Laki-laki berwajah angker itu kemudian menggeram. Suaranya keras menggetarkan jantung Sapta Renggi. Sekejap saja kedua tangannya telah bergerak-gerak secara aneh. Sepasang matanya yang berkilat-kilat tajam, kini telah benabah merah laksana bara. Kini mata Batu Kumbara benar-benar telah berubah menjadi sepasang mata iblis yang sangat mengerikan!
"Bersiap-siaplah kau untuk mampus!" teriak Batu Kumbara dengan suara melengking dahsyat.
Sapta Renggi terkesiap. Terlebih-lebih setelah melihat mata Batu Kumbara telah berubah seperti mata iblis. Maka langsung golok besar yang terselip di pinggangnya dicabut. Senjata berwarna putih mengkilat karena ketajamannya, langsung diputar secepat kilat. Bisa diduga kalau Sapta Renggi sedang mengerahkan jurus golok 'Menghalau Bayangan Iblis'.
Bukan main hebatnya jurus yang satu ini. Karena begitu golok diputar, maka menderulah angin kencang disertai menebarnya hawa dingin ke empat penjuru arah. Tapi anehnya, Batu Kumbara hanya tertawa.
"Bawalah golokmu ke neraka! Barangkali dapat kau pergunakan di sana...!" dengus Batu Kumbara.
Laki-laki yang sekujur tubuhnya dalam keadaan rusak dan menebar bau busuk bangkai ini mengedipkan matanya. Maka seketika dua leret sinar langsung melesat ke arah Sapta Renggi. Sinar merah menghanguskan ini cepat melabrak ke arah Sapta Renggi berada.
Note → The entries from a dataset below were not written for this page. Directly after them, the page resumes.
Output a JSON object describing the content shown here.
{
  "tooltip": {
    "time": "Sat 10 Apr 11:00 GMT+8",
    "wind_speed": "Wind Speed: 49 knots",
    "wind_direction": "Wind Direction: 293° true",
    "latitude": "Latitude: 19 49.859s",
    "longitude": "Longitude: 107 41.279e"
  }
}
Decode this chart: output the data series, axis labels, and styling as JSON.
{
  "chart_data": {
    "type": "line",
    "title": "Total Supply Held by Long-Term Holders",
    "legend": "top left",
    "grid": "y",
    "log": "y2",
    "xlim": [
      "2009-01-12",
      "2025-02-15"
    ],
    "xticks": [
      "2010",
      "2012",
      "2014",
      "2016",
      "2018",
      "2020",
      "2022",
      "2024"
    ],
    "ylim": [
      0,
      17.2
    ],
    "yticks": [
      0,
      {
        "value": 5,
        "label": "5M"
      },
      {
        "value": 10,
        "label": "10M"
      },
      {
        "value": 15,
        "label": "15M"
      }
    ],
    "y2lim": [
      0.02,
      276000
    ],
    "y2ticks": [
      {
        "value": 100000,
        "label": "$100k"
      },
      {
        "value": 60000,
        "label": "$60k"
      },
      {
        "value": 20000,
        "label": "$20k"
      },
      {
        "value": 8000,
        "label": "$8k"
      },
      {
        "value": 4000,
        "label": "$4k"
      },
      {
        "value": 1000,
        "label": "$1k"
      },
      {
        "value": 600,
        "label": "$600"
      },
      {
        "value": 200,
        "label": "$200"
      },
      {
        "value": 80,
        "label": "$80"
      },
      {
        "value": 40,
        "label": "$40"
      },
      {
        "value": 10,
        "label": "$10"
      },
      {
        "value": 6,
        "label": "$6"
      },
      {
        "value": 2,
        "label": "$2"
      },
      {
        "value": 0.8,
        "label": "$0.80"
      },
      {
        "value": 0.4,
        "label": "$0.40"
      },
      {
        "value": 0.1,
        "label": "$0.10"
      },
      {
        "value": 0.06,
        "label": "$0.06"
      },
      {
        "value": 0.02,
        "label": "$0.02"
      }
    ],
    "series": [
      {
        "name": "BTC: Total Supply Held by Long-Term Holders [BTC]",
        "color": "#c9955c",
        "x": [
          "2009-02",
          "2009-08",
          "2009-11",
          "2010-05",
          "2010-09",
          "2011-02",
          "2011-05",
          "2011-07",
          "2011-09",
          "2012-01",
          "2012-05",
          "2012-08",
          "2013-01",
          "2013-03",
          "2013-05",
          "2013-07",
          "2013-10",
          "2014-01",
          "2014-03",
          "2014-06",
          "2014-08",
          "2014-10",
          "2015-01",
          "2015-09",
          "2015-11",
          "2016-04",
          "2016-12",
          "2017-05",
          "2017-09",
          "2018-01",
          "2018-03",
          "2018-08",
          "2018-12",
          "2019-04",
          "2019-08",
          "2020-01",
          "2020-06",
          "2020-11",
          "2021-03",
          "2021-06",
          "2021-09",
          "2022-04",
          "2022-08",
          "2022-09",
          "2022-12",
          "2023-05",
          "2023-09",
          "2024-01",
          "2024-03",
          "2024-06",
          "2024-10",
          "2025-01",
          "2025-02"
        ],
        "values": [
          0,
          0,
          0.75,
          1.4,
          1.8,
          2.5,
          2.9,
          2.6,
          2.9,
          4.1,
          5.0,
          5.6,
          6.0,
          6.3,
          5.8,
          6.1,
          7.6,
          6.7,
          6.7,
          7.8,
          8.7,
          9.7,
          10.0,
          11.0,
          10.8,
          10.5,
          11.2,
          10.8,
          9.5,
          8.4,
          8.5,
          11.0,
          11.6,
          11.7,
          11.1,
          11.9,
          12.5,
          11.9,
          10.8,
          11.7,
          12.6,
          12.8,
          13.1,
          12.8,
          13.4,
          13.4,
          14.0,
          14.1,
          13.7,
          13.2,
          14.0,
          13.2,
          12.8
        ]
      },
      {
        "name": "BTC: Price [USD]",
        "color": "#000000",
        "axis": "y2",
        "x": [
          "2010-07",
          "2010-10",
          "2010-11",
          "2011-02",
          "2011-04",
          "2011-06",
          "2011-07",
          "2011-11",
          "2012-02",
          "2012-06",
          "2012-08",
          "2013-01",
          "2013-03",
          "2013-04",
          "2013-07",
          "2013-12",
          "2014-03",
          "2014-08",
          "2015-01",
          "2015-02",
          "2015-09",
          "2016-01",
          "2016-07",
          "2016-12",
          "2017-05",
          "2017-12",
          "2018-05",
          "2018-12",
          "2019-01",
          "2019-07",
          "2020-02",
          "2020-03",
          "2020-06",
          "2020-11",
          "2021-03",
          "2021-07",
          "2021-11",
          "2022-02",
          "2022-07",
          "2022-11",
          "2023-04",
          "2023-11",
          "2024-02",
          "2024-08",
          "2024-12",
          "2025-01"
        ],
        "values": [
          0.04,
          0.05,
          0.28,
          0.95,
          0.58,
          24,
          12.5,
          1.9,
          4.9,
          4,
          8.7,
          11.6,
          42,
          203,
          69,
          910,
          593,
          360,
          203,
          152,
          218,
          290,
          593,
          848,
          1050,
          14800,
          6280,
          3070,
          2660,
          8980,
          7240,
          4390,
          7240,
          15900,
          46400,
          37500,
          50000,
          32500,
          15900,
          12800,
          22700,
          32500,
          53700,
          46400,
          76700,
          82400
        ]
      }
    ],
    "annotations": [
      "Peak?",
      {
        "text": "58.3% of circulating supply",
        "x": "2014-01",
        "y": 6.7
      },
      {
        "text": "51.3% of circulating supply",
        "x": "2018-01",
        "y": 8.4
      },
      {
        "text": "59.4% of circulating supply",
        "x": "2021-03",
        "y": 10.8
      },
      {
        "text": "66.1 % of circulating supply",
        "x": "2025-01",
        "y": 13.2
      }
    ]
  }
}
Laki-laki berbaju coklat ini terkesiap. Namun dengan mengandalkan ilmu meringankan tubuh yang cukup tinggi, Sapta Renggi langsung melompat ke samping kiri sejauh tiga batang tombak. Hasilnya, serangan yang dilakukan Batu Kumbara luput. Sementara sinar merah menghanguskan itu terus melesat menghantam batu sebesar kerbau yang berada tidak jauh di belakang Sapta Renggi.
Blarrr!
Batu itu kontan hancur berkeping-keping, mengobarkan api di mana-mana.
"Gila...!" desis Sapta Renggi. Bulu tengkuk laki-laki itu meremang berdiri. Dengan cepat golok besar ditangannya kembali diputar.
Sementara sambil terus tertawa-tawa seperti iblis, Batu Kumbara kembali mengedipkan matanya. Maka seketika seleret sinar melesat ke arah Sapta Renggi kembali. Begitu cepatnya lesatan sinar itu, sehingga Sapta Renggi tak mampu menghindarinya. Dan...
Glarrr...!
"Aaa...!" Sapta Renggi terjungkal ke tanah disertai jeritan sehnggi langit pada saat tubuhnya terhantam sinar yang dilepaskan Batu Kumbara. Golok di tangannya meleleh. Sedangkan tubuhnya yang dalam keadaan hangus berkelojotan di tanah tanpa mampu bangkit kembali.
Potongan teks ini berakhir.